About RSA algorithm and threshold signature

[itachiliu]

The key parameters of RSA algorithm are P，Q and E, you create key by function func NewKey(bitSize int, k, l uint16, args *KeyMetaArgs) (shares KeyShareList, meta *KeyMeta, err error). Then I assign values to the args.Pand args.Q, recompile and run. The error occured： cannot create RRSig: pkcs11: 0xC0: CKR_SIGNATURE_INVALID. Retrying... I check this problem. I found that your main parameters are P, Q, E, Pr and Qr.They have relationship as follow:

*1. P = 2 Pr +1

2. Q= 2 * Qr +1
3. P, Q, Pr, Qr must be primes**

the question is the relationship between P and Pr(Q and Qr) is necessary？ Can I break the relationship？ If the answer is no，can you explain the effect of Pr and Qr (about threshold signature).

this is your code. My code as follows:

    …
    args.P , _ = new(big.Int).SetString("11412879881261784034341875847556879290386586673811980422472038049071203164497810274017917803536267218219969053848641800960281780069534399041656149390689081", 10)
    args.Q , _ = new(big.Int).SetString("11308172758222196531824125862641498135187285652645845194187882846704990728143368707278921853970069922413307739946193961641311362159501349419905193007290891", 10)
     if args.P != nil {
                if !args.P.ProbablyPrime(c) {
                        err = fmt.Errorf("p should be prime, but it's not")
                        return
                }
                p.Set(args.P)
                pr.Sub(p, big.NewInt(1)).Div(pr, big.NewInt(2))
        } else {
                if p, pr, err = generateSafePrimes(pPrimeSize, rand.Reader); err != nil {
                        return
                }
     }

     if args.Q != nil {
                if !args.Q.ProbablyPrime(c) {
                        err = fmt.Errorf("q should be prime, but it's not")
                        return
                }
                q.Set(args.Q)
                qr.Sub(q, big.NewInt(1)).Div(qr, big.NewInt(2))
        } else {
                if q, qr, err = generateSafePrimes(qPrimeSize, rand.Reader); err != nil {
                        return
                }
    }

    n.Mul(p, q)
    m.Mul(pr, qr)

    meta.PublicKey.N = n
    fmt.Println("meta.PublicKey.N:", meta.PublicKey.N)

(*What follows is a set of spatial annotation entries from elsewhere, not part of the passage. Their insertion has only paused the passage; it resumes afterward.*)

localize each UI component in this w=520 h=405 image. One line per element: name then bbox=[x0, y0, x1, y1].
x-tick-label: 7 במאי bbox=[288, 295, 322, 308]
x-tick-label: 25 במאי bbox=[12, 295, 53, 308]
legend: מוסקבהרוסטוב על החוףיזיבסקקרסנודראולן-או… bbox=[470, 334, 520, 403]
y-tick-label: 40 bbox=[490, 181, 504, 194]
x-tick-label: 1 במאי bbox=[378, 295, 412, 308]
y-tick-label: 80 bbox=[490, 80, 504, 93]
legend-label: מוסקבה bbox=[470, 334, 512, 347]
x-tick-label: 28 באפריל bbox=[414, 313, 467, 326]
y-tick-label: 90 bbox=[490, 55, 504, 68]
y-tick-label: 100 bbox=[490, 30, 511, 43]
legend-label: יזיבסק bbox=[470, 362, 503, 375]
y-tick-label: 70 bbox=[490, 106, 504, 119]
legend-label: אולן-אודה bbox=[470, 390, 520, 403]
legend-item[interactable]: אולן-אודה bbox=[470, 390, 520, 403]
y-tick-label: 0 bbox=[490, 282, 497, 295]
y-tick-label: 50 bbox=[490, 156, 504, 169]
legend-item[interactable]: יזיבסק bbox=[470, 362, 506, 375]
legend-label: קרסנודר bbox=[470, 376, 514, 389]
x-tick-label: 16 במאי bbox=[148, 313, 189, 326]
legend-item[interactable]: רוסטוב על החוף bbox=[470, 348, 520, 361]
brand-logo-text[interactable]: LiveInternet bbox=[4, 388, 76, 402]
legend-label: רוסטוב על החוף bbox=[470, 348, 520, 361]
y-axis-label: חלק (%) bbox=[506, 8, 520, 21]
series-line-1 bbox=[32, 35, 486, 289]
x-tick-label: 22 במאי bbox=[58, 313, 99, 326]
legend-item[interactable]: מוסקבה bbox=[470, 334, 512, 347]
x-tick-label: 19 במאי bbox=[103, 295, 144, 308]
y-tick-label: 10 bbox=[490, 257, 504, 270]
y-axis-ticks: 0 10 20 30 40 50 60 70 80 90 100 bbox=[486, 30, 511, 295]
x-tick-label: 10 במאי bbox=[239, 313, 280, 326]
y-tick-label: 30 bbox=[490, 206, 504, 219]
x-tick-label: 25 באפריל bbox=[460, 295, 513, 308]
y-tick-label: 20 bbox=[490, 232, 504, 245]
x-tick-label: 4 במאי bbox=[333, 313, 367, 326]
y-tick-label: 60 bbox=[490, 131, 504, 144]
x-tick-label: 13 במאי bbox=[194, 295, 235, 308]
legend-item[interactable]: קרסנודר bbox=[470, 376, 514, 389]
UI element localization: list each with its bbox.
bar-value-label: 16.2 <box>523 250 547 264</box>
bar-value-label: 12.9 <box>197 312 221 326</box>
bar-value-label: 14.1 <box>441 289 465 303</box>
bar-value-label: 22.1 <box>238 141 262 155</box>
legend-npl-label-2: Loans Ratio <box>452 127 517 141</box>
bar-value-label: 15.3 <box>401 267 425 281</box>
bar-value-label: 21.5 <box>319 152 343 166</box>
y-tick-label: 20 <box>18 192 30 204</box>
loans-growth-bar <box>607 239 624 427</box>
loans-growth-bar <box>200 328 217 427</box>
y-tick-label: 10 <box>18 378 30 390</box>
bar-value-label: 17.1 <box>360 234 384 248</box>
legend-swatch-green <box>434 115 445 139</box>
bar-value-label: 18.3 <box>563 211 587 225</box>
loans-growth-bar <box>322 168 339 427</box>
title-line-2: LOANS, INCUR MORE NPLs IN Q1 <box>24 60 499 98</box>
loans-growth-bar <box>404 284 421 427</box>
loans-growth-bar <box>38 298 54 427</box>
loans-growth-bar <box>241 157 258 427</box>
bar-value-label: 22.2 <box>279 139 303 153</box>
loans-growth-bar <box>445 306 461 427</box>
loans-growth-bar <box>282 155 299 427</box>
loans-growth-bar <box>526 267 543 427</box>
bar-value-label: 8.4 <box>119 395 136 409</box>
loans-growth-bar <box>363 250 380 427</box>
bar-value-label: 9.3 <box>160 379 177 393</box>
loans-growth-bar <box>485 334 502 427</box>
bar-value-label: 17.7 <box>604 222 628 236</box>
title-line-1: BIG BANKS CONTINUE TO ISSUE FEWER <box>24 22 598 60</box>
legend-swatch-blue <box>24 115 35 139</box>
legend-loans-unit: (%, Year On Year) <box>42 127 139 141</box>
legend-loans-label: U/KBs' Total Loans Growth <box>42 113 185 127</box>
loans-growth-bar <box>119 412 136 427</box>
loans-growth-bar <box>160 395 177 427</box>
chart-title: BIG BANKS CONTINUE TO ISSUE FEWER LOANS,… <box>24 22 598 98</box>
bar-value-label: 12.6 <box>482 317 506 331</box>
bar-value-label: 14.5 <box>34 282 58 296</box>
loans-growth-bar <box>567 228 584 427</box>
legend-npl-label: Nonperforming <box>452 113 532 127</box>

    lBig.SetUint64(uint64(l))
    …

[eriverosr]

Hello,

According to Victor Schoup's paper (tcrsa is an implementation of that paper), you need an N composed by two large primes (P and Q), and each prime must satisfy the constraint that its value minus one and then halved is also prime (Pr and Qr in the code).

If you do not satisfy the constraint, you are not following the construction from the paper, and then you are exposed to the risk that your secret key could be insecure (I am not completely fluent on the topic, but I assume the probability of choosing a generator of a small subgroup for Z_m is considerably higher if Pr and Qr are not primes). In any case, I recommend you to check the paper and the construction of the cryptosystem to understand better why Pr and Qr should be primes.

[itachiliu]

Hello,

According to Victor Schoup's paper (tcrsa is an implementation of that paper), you need an N composed by two large primes (P and Q), and each prime must satisfy the constraint that its value minus one and then halved is also prime (Pr and Qr in the code).

If you do not satisfy the constraint, you are not following the construction from the paper, and then you are exposed to the risk that your secret key could be insecure (I am not completely fluent on the topic, but I assume the probability of choosing a generator of a small subgroup for Z_m is considerably higher if Pr and Qr are not primes). In any case, I recommend you to check the paper and the construction of the cryptosystem to understand better why Pr and Qr should be primes.

Thanks for your relay. I will read this paper.